Hospital-associated infections annually kill an estimated 100,000 people and add $20 billion to the nation’s health care bill. The increasing prevalence of multidrug-resistant organisms, state infection reporting mandates and the looming threat of an influenza A(H1N1) pandemic have made the job of preventing infections and controlling their spread that much harder.
But amid the worst recession in decades, hospitals are cutting back wherever they can, and infection-control professionals report that their departments are not being spared.
Four in 10 infection control professionals, who now prefer to be called "infection preventionists," said they have seen staffing or resource cuts in the last 18 months, according to survey results released in June by the Assn. for Professionals in Infection Control & Epidemiology Inc.

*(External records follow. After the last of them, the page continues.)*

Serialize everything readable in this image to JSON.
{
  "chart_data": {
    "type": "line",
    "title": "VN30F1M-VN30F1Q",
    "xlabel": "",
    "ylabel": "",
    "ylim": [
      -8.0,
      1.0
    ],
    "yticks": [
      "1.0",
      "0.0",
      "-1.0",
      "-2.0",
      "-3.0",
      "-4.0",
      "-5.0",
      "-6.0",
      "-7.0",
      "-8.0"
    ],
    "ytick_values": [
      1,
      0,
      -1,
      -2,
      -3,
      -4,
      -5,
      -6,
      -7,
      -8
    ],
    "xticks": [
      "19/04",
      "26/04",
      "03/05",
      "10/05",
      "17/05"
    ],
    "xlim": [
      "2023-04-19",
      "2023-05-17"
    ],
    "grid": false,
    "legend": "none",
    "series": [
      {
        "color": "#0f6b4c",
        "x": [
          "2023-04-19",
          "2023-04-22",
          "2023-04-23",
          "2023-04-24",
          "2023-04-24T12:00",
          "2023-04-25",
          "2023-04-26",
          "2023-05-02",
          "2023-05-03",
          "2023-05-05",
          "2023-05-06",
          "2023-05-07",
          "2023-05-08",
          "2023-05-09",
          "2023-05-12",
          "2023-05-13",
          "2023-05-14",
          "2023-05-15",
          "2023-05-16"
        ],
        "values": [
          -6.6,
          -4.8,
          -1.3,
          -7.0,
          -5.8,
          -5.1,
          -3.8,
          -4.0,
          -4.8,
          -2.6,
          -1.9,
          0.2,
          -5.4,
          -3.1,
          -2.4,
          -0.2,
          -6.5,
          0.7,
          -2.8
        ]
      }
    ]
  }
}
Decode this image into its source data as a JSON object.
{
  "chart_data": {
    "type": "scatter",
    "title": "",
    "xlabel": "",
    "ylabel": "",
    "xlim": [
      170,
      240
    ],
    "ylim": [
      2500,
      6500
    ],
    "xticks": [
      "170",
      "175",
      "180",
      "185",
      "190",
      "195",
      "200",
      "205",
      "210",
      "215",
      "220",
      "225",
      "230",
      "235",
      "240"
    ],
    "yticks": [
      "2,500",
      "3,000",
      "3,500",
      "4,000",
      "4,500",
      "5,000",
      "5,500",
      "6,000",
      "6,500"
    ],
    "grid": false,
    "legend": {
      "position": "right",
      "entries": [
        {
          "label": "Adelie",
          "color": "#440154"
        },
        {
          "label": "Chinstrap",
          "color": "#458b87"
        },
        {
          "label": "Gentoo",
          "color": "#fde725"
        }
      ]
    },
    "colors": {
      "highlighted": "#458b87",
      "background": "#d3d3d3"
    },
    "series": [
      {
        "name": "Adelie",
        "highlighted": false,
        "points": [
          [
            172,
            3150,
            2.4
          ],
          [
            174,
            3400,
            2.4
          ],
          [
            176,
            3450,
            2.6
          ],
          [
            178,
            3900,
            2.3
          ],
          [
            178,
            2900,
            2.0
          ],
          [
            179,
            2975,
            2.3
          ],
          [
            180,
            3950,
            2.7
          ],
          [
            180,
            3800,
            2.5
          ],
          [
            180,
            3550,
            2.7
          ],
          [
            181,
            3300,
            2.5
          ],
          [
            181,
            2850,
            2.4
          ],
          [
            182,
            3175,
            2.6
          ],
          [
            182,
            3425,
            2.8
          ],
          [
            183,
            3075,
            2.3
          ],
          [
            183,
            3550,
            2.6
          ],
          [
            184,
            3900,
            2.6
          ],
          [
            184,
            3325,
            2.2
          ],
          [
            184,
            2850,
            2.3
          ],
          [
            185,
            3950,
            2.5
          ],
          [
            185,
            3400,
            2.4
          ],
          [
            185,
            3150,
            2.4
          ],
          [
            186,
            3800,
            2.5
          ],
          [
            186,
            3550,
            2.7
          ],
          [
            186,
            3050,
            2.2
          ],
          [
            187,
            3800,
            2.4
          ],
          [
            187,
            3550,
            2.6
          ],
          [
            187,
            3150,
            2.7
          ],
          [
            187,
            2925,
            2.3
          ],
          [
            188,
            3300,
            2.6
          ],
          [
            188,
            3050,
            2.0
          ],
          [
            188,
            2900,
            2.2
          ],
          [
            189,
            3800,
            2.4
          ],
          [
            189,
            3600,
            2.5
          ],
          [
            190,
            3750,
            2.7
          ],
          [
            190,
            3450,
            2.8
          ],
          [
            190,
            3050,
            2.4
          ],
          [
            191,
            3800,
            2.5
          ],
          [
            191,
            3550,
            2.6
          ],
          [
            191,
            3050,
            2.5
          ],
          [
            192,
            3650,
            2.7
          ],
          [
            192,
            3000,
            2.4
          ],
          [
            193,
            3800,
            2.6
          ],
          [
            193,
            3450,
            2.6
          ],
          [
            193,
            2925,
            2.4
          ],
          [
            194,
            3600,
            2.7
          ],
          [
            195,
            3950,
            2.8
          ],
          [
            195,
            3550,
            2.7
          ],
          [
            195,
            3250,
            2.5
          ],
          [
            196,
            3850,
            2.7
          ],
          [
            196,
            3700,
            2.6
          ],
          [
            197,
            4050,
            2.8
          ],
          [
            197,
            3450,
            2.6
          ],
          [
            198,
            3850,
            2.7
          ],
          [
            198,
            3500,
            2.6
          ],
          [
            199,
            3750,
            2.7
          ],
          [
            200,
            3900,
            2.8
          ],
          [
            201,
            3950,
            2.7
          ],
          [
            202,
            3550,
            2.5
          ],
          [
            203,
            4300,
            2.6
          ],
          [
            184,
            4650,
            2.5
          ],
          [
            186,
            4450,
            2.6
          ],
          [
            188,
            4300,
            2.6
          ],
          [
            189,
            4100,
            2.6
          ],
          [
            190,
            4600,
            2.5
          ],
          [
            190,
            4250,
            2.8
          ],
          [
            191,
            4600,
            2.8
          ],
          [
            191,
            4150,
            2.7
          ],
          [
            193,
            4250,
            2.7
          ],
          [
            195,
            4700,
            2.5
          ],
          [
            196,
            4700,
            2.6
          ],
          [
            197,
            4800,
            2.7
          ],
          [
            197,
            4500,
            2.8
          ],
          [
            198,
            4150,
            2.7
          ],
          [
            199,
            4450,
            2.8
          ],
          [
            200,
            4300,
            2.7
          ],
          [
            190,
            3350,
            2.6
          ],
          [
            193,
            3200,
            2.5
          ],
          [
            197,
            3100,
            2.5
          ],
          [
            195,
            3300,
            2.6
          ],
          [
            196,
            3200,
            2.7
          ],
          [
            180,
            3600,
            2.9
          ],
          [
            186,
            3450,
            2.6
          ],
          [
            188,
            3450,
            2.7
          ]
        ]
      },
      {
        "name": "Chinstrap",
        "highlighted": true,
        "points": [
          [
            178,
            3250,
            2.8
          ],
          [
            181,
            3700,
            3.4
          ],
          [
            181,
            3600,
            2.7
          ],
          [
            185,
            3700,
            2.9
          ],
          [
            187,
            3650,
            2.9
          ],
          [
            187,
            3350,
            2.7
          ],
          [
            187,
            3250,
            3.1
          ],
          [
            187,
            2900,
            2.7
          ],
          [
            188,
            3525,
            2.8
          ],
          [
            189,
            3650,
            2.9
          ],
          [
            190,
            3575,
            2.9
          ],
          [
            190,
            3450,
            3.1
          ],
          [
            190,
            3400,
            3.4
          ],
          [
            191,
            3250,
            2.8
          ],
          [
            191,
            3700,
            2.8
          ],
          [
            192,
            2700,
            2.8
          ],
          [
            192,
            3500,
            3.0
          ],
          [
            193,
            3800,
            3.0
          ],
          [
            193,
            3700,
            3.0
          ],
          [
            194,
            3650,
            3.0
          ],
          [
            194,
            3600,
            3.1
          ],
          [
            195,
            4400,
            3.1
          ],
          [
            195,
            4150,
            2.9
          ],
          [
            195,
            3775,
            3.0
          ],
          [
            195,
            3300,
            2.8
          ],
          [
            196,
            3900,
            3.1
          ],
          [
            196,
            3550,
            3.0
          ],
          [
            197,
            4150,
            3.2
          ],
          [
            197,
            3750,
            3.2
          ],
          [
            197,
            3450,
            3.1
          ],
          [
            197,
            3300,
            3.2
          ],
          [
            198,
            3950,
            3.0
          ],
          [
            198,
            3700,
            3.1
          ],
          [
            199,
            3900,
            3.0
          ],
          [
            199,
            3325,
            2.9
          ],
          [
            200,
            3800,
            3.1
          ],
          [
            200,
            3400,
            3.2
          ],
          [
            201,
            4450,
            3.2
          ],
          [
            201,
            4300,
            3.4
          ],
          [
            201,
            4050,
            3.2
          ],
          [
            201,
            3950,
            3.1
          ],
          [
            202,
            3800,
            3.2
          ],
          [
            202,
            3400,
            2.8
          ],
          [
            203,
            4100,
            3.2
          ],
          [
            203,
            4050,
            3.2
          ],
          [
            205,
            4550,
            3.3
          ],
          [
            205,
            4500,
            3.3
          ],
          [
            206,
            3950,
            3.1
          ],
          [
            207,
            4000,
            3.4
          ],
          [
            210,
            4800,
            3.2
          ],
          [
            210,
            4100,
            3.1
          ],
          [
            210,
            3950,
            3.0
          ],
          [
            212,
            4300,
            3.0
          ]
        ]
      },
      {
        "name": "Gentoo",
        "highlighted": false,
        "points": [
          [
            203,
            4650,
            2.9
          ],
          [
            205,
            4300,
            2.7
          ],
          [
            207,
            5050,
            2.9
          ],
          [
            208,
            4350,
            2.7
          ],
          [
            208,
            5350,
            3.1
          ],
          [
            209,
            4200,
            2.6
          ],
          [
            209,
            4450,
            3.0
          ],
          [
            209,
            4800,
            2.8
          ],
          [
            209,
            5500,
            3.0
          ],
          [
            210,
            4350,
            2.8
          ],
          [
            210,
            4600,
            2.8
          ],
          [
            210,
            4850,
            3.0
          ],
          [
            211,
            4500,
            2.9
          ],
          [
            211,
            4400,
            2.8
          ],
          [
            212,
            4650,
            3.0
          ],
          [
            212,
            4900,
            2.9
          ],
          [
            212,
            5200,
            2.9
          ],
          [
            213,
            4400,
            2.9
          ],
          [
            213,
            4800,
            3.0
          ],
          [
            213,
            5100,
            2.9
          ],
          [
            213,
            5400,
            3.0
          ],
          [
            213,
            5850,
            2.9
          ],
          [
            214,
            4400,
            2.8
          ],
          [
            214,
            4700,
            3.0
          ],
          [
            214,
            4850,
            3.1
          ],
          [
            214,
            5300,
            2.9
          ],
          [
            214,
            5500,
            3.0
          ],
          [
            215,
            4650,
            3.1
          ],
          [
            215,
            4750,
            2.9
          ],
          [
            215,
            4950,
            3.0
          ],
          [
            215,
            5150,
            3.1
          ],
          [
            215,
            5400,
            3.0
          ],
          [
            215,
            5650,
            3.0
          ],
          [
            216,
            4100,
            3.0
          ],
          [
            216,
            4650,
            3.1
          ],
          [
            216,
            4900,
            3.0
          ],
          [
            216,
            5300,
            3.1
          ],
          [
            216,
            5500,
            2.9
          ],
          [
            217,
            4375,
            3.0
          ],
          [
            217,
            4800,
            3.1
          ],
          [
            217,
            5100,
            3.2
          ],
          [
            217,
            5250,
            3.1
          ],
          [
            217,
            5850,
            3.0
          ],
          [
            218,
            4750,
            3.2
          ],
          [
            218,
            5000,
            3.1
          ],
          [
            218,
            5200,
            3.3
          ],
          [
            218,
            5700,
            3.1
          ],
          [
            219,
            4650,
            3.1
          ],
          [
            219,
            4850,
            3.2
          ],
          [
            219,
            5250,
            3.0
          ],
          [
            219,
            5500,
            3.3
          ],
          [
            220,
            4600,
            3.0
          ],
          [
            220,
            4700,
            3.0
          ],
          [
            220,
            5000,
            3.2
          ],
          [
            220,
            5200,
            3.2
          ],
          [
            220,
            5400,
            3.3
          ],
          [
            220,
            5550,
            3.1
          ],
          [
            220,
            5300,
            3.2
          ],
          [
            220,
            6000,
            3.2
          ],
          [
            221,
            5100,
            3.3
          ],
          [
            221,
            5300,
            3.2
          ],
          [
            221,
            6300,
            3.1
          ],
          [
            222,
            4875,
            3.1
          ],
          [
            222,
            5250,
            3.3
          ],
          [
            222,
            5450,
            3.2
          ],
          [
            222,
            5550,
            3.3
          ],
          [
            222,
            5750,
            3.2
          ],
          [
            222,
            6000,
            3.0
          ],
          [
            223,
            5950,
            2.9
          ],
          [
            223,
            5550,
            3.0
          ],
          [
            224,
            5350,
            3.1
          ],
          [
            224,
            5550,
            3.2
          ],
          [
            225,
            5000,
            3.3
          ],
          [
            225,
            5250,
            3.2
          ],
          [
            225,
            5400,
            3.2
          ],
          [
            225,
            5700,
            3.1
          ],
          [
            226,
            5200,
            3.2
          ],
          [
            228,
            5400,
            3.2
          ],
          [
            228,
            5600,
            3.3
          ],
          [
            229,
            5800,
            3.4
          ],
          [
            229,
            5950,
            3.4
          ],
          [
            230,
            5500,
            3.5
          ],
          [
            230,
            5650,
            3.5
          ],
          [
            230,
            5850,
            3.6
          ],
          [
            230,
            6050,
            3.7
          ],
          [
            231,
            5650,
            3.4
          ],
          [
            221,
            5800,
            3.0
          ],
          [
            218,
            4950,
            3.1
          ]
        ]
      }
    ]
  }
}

"We have made tremendous strides in infection prevention over the last few years," APIC CEO Kathy L. Warye said at a news conference. "Institutions are setting ambitious goals, and the evolving science will help us reach zero infections — if not today, then certainly tomorrow. But to sustain that momentum, resources must continue to flow toward infection prevention. Many infection control departments are understaffed and underfinanced."
Of those infection preventionists experiencing a budget squeeze, three-quarters have seen funding for educational efforts take a hit. More than half said their budgets were reduced. Nearly 40% of the approximately 2,000 respondents said cutbacks have reduced their departments’ ability to focus on infection prevention.
"We can’t protect patients from hospital-acquired infections without adequate numbers of well-trained staff," said APIC President Christine J. Nutty, RN. "These cuts have made it harder for us to do the work that protects patients."
According to Consumers Union, 26 states have laws requiring some reporting of hospital infections. More than half of infection preventionists said these mandates have forced them to spend more time entering data and less time training health professionals and making rounds.
"One infection preventionist told us, quite candidly, that they had been in the office for 80% of time and not in the operating room in the last eight months," Nutty said.
It costs $300,000 to pay for two infection preventionists, one clerical staffer and a half-time medical director — "peanuts when looking at the operating cost of a hospital," said Denise Murphy, RN, MPH, vice president of quality at Main Line Health in Pennsylvania. Avoiding fewer than 10 bloodstream infections could finance that infection control budget, she said.
Murphy said studies show that bloodstream infections cost hospitals an average $45,600 per case, ventilator-associated pneumonia cases cost about $10,000 and each instance of urinary-tract infection cuts profit by $1,000.
Lisa McGiffert, director of the Consumers Union’s Safe Patient Project and Stop Hospital Infections campaigns, said the survey results show that hospitals are taking a "shortsighted view" of how to handle the recession.
"These cutbacks really do put more patients at risk," McGiffert said. "They reflect some serious management issues as to what are the basic things a hospital needs to do to deliver safe care."
While infection preventionists said complying with reporting mandates took up too much of their time, McGiffert argued that the survey findings highlighted the wisdom of public reporting requirements.
"This isn’t the first survey showing that infection control is poorly resourced," McGiffert said. "This shows there is even more of a need for mandates. When these kinds of cuts are made, it reflects that infection control is not an important enough issue for these hospitals."
The Centers for Medicare & Medicaid Services has stopped paying extra for a number of hospital-associated infections. Many of these infections are not always preventable, and Medicare should reconsider its policy, the American Medical Association has said. The American Hospital Assn. did not grant an interview request by this article’s deadline.
In June, Joint Commission Resources, the consulting arm of the Joint Commission hospital-accrediting body, rolled out a free tool kit to help hospital executives quantify the costs of multidrug-resistant organisms. For example, it typically costs hospitals nearly 40% more to care for a patient with methicillin-resistant Staphylococcus aureus than it does to treat a patient with an antibiotic-susceptible staph infection.